Let's say I have three files in the same folder, a.txt, b.txt and c.txt, all of them encrypted (with Vim) with the same password ("asdf" for example). Is there a way to open the three of them entering the password only once?



The encryption password used by Vim for encrypting and decrypting files is stored in the key variable, see :help encryption. This variable is normally local to a Vim buffer, so Vim uses a unique password for each encrypted file that is opened or saved. Vim will prompt for a new password when a different encrypted file is opened for the first time.

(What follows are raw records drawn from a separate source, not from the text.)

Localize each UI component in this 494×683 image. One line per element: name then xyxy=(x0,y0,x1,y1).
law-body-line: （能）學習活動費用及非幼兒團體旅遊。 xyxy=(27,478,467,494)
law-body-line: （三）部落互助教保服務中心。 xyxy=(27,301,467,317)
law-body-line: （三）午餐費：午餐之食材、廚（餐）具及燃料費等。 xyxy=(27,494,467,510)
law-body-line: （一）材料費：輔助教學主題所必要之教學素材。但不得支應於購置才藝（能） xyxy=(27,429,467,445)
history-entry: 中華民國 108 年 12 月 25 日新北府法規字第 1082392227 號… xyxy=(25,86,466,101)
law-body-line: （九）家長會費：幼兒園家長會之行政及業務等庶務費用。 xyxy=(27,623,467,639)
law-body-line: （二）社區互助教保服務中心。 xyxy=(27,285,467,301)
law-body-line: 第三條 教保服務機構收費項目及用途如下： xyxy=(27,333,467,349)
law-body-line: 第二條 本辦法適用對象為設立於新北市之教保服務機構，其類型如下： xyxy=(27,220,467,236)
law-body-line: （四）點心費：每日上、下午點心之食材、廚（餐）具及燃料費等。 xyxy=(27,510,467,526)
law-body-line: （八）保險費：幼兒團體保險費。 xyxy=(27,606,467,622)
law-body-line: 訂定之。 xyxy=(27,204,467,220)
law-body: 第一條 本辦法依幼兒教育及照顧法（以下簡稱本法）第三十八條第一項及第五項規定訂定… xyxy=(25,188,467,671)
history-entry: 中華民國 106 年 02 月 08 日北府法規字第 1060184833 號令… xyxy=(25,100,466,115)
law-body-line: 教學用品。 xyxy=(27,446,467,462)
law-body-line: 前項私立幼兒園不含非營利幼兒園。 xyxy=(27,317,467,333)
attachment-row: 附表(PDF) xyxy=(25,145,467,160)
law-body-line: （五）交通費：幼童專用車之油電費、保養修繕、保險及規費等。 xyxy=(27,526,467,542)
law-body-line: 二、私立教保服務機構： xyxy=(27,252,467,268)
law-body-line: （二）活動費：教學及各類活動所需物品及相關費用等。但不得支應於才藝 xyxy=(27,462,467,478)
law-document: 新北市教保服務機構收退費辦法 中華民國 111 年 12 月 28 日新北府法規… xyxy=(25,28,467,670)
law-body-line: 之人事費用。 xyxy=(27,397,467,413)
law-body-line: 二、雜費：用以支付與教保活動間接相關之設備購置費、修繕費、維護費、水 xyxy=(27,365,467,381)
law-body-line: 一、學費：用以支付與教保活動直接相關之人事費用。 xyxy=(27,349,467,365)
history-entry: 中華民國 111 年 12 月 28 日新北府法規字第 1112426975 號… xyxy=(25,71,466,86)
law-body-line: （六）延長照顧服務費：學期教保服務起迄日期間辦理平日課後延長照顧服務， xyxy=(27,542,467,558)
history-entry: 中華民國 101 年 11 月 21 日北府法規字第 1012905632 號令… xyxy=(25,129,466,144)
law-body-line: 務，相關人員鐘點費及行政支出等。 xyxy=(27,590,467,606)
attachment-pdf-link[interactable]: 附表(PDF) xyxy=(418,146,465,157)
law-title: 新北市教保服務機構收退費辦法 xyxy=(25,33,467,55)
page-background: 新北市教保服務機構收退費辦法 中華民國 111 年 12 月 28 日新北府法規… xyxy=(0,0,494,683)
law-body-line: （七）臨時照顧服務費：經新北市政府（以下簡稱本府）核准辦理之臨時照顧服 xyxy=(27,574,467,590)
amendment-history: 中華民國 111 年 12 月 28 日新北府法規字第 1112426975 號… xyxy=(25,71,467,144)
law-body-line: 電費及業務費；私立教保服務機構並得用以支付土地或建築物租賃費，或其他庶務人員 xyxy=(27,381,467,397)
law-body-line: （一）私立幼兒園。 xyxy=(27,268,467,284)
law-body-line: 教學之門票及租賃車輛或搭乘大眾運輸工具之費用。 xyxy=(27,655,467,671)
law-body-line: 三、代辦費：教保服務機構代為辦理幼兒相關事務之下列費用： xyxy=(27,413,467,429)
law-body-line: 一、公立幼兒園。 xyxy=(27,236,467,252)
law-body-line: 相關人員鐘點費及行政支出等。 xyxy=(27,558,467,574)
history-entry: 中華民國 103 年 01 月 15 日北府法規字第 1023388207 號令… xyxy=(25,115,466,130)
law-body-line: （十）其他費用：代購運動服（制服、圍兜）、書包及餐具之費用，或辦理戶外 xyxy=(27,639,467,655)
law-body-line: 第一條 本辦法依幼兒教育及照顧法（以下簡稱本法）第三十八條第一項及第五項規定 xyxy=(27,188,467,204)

To make the password global, enter

:set key=asdf

in Vim, where asdf is the password. After explicitly giving the key variable a value like this, Vim will use the same password for subsequent encrypted files that are opened with :e or :n in the same Vim instance.

The key variable can be set on the Vim command line used to open the files with

vim --cmd "set key=asdf" a.txt b.txt c.txt

Beware: this records the password in the clear to your shell history file (for example ~/.bash_history) and to all other users on the system by simply looking at a list of running processes with ps.

Other solutions for encrypting files transparently with Vim are possible, the Vim wiki offers this page of tips on encryption, including executing PGP or GnuPG automatically when opening and saving files based on the file extension.


Type in the key before opening the first file with this cmd:

vim -c ":let &key=inputsecret('key=')|:bdel dummy" dummy a.txt b.txt c.txt 

Edit 1. To answer question in the comment below. If you want the files open together in tabs, like vim -p a.txt b.txt c.txt

 vim -c ":let &key=inputsecret('key=')|:tab all|:bdel dummy" dummy a.txt b.txt c.txt 

More options: set viminfo= noswapfile bin cm=blowfish

Needs a dummy file dummy, because the input dialog comes up only after the first file is loaded, even with --cmd. In this case, you have to type the key once.

Don't use *--cmd="set key=asfd"*; because process args can be seen with the ps command to others users, may get logged in syslog, and also saved in your bash_history.